During the preparations for the grand jury testimony the prosecution did find something with which it could work a weak-willed witness who admitted to having had sex with Ignatow within six months of Schaefer's disappearance. It was obvious from her demeanor that she knew something, but in order to talk she'd have to fear the law as much as she feared Ignatow.
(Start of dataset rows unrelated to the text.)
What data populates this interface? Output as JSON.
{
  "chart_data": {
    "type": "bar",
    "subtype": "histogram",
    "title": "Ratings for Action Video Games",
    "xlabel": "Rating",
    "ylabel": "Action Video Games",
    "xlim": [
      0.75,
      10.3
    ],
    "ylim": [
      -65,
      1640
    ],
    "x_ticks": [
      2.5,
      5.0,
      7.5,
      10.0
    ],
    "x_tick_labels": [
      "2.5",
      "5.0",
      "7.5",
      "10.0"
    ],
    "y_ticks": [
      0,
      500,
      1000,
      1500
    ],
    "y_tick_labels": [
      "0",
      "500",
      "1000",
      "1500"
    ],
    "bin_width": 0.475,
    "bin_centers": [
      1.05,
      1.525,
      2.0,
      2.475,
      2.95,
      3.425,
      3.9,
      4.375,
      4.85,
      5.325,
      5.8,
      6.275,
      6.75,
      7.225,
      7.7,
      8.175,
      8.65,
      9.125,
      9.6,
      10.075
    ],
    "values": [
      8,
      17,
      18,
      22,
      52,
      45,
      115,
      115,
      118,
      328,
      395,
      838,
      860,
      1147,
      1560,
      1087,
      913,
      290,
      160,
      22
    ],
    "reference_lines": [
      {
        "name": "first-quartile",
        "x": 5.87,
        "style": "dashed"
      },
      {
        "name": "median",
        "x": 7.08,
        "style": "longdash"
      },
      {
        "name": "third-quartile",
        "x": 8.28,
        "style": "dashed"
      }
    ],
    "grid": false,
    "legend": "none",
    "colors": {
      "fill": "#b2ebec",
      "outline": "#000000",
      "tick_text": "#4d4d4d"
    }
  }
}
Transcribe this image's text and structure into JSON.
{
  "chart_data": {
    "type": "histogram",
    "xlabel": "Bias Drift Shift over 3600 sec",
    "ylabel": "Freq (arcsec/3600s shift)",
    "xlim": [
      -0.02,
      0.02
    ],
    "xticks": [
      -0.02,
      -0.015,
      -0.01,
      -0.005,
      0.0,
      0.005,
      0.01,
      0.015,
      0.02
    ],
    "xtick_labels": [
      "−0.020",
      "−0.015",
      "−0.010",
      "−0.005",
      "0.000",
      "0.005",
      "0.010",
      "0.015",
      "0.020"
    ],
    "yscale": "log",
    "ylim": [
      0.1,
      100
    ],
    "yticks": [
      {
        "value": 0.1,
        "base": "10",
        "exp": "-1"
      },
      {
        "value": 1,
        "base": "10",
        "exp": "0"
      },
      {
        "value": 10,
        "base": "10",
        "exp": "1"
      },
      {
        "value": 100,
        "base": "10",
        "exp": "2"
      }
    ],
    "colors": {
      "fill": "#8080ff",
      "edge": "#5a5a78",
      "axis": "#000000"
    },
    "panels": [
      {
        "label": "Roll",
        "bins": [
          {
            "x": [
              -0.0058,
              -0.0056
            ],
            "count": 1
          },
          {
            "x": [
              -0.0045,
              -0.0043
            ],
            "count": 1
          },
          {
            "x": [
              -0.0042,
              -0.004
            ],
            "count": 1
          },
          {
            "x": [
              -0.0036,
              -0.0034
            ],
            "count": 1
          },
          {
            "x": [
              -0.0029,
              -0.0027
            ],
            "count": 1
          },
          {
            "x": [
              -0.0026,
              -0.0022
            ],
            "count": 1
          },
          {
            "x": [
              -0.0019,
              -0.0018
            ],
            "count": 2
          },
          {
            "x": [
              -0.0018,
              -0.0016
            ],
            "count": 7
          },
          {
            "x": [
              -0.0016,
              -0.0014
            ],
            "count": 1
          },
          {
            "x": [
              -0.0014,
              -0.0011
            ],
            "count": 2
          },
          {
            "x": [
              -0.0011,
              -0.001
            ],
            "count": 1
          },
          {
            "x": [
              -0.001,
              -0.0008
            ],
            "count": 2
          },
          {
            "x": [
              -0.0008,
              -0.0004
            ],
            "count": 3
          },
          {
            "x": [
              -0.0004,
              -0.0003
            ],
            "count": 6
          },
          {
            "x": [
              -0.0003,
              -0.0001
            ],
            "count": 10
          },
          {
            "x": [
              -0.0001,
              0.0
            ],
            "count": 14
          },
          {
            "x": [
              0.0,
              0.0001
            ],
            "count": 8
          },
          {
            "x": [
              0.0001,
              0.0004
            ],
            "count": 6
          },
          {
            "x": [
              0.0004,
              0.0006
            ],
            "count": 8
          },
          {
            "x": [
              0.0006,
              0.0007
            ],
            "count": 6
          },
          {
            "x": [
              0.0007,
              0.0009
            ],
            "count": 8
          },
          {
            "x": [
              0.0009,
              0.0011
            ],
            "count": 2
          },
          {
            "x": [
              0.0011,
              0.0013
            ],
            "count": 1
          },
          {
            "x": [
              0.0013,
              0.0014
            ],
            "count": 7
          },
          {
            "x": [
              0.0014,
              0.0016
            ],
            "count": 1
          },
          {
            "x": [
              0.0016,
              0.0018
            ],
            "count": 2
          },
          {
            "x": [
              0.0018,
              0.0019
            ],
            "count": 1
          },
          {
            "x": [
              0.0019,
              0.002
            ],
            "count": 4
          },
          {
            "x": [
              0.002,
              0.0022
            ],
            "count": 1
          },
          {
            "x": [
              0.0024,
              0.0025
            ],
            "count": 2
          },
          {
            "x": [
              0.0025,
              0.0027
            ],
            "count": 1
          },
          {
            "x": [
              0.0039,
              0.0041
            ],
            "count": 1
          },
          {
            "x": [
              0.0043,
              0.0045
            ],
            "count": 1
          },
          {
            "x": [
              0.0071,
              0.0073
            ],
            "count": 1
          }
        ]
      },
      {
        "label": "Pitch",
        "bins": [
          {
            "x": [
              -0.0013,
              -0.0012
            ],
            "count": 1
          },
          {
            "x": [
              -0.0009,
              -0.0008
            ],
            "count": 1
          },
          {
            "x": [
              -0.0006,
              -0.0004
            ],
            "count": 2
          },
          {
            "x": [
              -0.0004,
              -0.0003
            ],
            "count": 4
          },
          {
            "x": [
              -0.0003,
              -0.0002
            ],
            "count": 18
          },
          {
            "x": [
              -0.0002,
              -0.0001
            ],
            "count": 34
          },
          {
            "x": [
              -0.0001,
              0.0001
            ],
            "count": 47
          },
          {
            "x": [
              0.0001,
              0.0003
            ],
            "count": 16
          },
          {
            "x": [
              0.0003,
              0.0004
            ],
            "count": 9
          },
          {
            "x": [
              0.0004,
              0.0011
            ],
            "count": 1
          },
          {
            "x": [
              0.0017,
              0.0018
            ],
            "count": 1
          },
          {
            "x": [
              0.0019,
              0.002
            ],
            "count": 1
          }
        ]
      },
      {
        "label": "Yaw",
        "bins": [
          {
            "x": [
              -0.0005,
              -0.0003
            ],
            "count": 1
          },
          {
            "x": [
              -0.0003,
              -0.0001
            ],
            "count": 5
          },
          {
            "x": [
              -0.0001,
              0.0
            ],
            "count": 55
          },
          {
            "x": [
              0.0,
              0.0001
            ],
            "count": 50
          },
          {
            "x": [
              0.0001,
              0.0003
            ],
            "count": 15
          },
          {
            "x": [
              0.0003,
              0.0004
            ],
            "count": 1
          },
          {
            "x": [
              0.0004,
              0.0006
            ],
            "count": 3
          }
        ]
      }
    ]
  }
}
Mary Ann Shore-Inlow was one of Ignatow's former girlfriends. Shore-Inlow was often down on her luck and barely scraping by. She had indulged an infatuation with Ignatow for a decade, hoping that her relationship with Ignatow would win out over his engagement with Schaefer. Many times during his engagement Ignatow would visit Shore-Inlow for sex, often complaining about Brenda's timid sexuality. Shore-Inlow had also been intimate with Ignatow soon after Brenda's disappearance. It was too close for comfort too strange not to be telling. Time and again, the police questioned Shore-Inlow, and each time she refused to admit anything, though she was obviously straining under the pressure.
Finally, as the grand jury proceedings continued, Shore-Inlow broke and led the police to a wooded area behind her house. In a shallow grave they found Brenda Sue Schaefer's remains. Two grisly packages were buried in the sodden ground. One contained Schaefer's clothes, the other her tightly-trussed, horribly decomposed body. According to Hill, the ground in which Schaefer was buried was always moist, which contributed to a particular type of decomposition known as adipocere; all of the soft tissue had turned into a viscous jelly. What remained of Schaefer's yellowed skin would slip from her body with the slightest touch. Her facial features were unrecognizable. There was no discernable physical evidence that would point to cause of death. Although the medical examiner would eventually rule that she had been killed by asphyxiation, the original coroner's report listed cause of death as "homicide by undetermined means."